AEK NABARA, 21 November 2025 – Haruka dan Lukita, dua anak di bawah umur, dilaporkan hidup dalam kondisi kesulitan ekonomi setelah diduga ditelantarkan oleh ayah kandung mereka, berinisial SD. Dugaan pengabaian tanggung jawab ini muncul sejak terjadinya perselisihan antara SD dan istrinya, ibu dari kedua anak tersebut.
Ibu Haruka dan Lukita, yang kini menjadi penanggung jawab tunggal, mengaku terpaksa memikul beban nafkah dengan pekerjaan serabutan. Ia mengklaim bahwa sejak berpisah tempat tinggal, SD tidak pernah memberikan uluran tangan atau memenuhi kewajiban nafkah terhadap kedua anaknya.
Tuntutan Hak dan Kejelasan Status
Istri SD, yang enggan disebutkan namanya, menyatakan telah berulang kali mencoba berkomunikasi dengan SD untuk mencari penyelesaian. Namun, ia menyebut bahwa suaminya tidak menunjukkan etiket baik untuk memperbaiki hubungan atau menunaikan tanggung jawabnya sebagai ayah.
“Saya hanya menuntut hak anak-anak saya dan hak kami saat saya masih berstatus istrinya. Apa yang dulu kami perjuangkan bersama harus dibagi, dan tanggung jawab sebagai seorang ayah harus ditunaikan SD,” ujarnya dengan mata berkaca-kaca.

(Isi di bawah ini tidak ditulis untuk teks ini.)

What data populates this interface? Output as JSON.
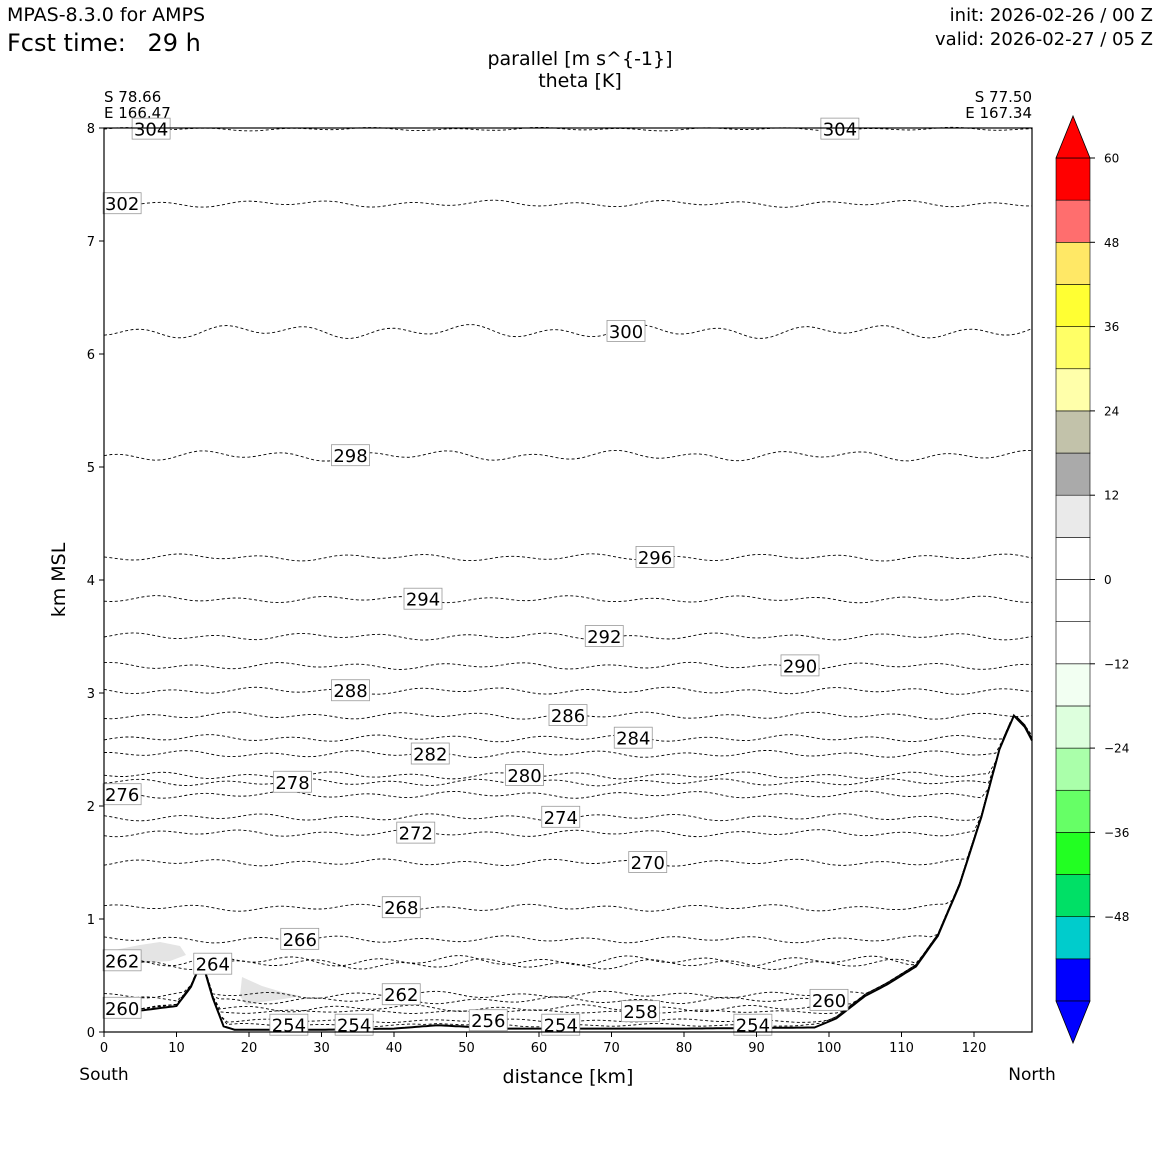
{
  "header": {
    "model": "MPAS-8.3.0 for AMPS",
    "fcst_prefix": "Fcst time:",
    "fcst_value": "29 h",
    "init": "init: 2026-02-26 / 00 Z",
    "valid": "valid: 2026-02-27 / 05 Z",
    "title_line1": "parallel [m s^{-1}]",
    "title_line2": "theta [K]"
  },
  "endpoints": {
    "left_lat": "S 78.66",
    "left_lon": "E 166.47",
    "right_lat": "S 77.50",
    "right_lon": "E 167.34",
    "left_dir": "South",
    "right_dir": "North"
  },
  "chart_data": {
    "type": "cross-section contour",
    "title": "parallel [m s^{-1}] / theta [K]",
    "xlabel": "distance [km]",
    "ylabel": "km MSL",
    "xlim": [
      0,
      128
    ],
    "ylim": [
      0,
      8
    ],
    "xticks": [
      0,
      10,
      20,
      30,
      40,
      50,
      60,
      70,
      80,
      90,
      100,
      110,
      120
    ],
    "yticks": [
      0,
      1,
      2,
      3,
      4,
      5,
      6,
      7,
      8
    ],
    "terrain": {
      "x": [
        0,
        5,
        10,
        12,
        13.5,
        15,
        16.5,
        18,
        20,
        30,
        40,
        46,
        55,
        80,
        98,
        101,
        105,
        108,
        112,
        115,
        118,
        121,
        123.5,
        125.5,
        127,
        128
      ],
      "z": [
        0.16,
        0.19,
        0.23,
        0.4,
        0.63,
        0.3,
        0.05,
        0.02,
        0.02,
        0.02,
        0.03,
        0.06,
        0.03,
        0.03,
        0.04,
        0.12,
        0.32,
        0.42,
        0.58,
        0.85,
        1.3,
        1.9,
        2.5,
        2.8,
        2.7,
        2.58
      ]
    },
    "theta_contours": [
      {
        "label": "304",
        "z": 7.99,
        "label_x": 6.5,
        "wobble": 0.01
      },
      {
        "label": "304",
        "z": 7.99,
        "label_x": 101.5,
        "wobble": 0.01
      },
      {
        "label": "302",
        "z": 7.33,
        "label_x": 2.5,
        "wobble": 0.02
      },
      {
        "label": "300",
        "z": 6.2,
        "label_x": 72,
        "wobble": 0.04
      },
      {
        "label": "298",
        "z": 5.1,
        "label_x": 34,
        "wobble": 0.03
      },
      {
        "label": "296",
        "z": 4.2,
        "label_x": 76,
        "wobble": 0.02
      },
      {
        "label": "294",
        "z": 3.83,
        "label_x": 44,
        "wobble": 0.02
      },
      {
        "label": "292",
        "z": 3.5,
        "label_x": 69,
        "wobble": 0.02
      },
      {
        "label": "290",
        "z": 3.24,
        "label_x": 96,
        "wobble": 0.02
      },
      {
        "label": "288",
        "z": 3.02,
        "label_x": 34,
        "wobble": 0.02
      },
      {
        "label": "286",
        "z": 2.8,
        "label_x": 64,
        "wobble": 0.02
      },
      {
        "label": "284",
        "z": 2.6,
        "label_x": 73,
        "wobble": 0.02
      },
      {
        "label": "282",
        "z": 2.46,
        "label_x": 45,
        "wobble": 0.02
      },
      {
        "label": "280",
        "z": 2.27,
        "label_x": 58,
        "wobble": 0.02
      },
      {
        "label": "278",
        "z": 2.21,
        "label_x": 26,
        "wobble": 0.02
      },
      {
        "label": "276",
        "z": 2.1,
        "label_x": 2.5,
        "wobble": 0.02
      },
      {
        "label": "274",
        "z": 1.9,
        "label_x": 63,
        "wobble": 0.02
      },
      {
        "label": "272",
        "z": 1.76,
        "label_x": 43,
        "wobble": 0.02
      },
      {
        "label": "270",
        "z": 1.5,
        "label_x": 75,
        "wobble": 0.02
      },
      {
        "label": "268",
        "z": 1.1,
        "label_x": 41,
        "wobble": 0.02
      },
      {
        "label": "266",
        "z": 0.82,
        "label_x": 27,
        "wobble": 0.02
      },
      {
        "label": "264",
        "z": 0.6,
        "label_x": 15,
        "wobble": 0.03
      },
      {
        "label": "262",
        "z": 0.63,
        "label_x": 2.5,
        "wobble": 0.03
      },
      {
        "label": "262",
        "z": 0.33,
        "label_x": 41,
        "wobble": 0.02
      },
      {
        "label": "260",
        "z": 0.21,
        "label_x": 2.5,
        "wobble": 0.02
      },
      {
        "label": "260",
        "z": 0.28,
        "label_x": 100,
        "wobble": 0.02
      },
      {
        "label": "258",
        "z": 0.18,
        "label_x": 74,
        "wobble": 0.01
      },
      {
        "label": "256",
        "z": 0.1,
        "label_x": 53,
        "wobble": 0.01
      },
      {
        "label": "254",
        "z": 0.06,
        "label_x": 25.5,
        "wobble": 0.01
      },
      {
        "label": "254",
        "z": 0.06,
        "label_x": 34.5,
        "wobble": 0.01
      },
      {
        "label": "254",
        "z": 0.06,
        "label_x": 63,
        "wobble": 0.01
      },
      {
        "label": "254",
        "z": 0.06,
        "label_x": 89.5,
        "wobble": 0.01
      }
    ],
    "colorbar": {
      "ticks": [
        "60",
        "48",
        "36",
        "24",
        "12",
        "0",
        "−12",
        "−24",
        "−36",
        "−48"
      ],
      "tick_values": [
        60,
        48,
        36,
        24,
        12,
        0,
        -12,
        -24,
        -36,
        -48
      ],
      "levels": [
        -60,
        -54,
        -48,
        -42,
        -36,
        -30,
        -24,
        -18,
        -12,
        -6,
        0,
        6,
        12,
        18,
        24,
        30,
        36,
        42,
        48,
        54,
        60
      ],
      "colors": [
        "#0000ff",
        "#00cccc",
        "#00e066",
        "#22ff22",
        "#66ff66",
        "#aaffaa",
        "#ddffdd",
        "#f2fff2",
        "#ffffff",
        "#ffffff",
        "#ffffff",
        "#eaeaea",
        "#aaaaaa",
        "#c2c2aa",
        "#ffffaa",
        "#ffff66",
        "#ffff33",
        "#ffe866",
        "#ff6e6e",
        "#ff0000"
      ],
      "over_color": "#ff0000",
      "under_color": "#0000ff"
    }
  }
}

Ironisnya, saat ini SD dilaporkan telah menjalin hubungan asmara dengan perempuan lain, sementara status pernikahannya dengan ibu Haruka dan Lukita belum jelas, yakni tidak ada perceraian resmi.
“Kini saya hanya berharap status saya diperjelas dan pertanggungjawaban terhadap anak-anak kami. Dia melalaikan dan meninggalkan kami tanpa status,” ungkap ibu Haruka.
Pihak istri berharap SD segera mengambil langkah nyata untuk menunaikan tanggung jawabnya, baik secara hukum maupun moral, terhadap Haruka dan Lukita.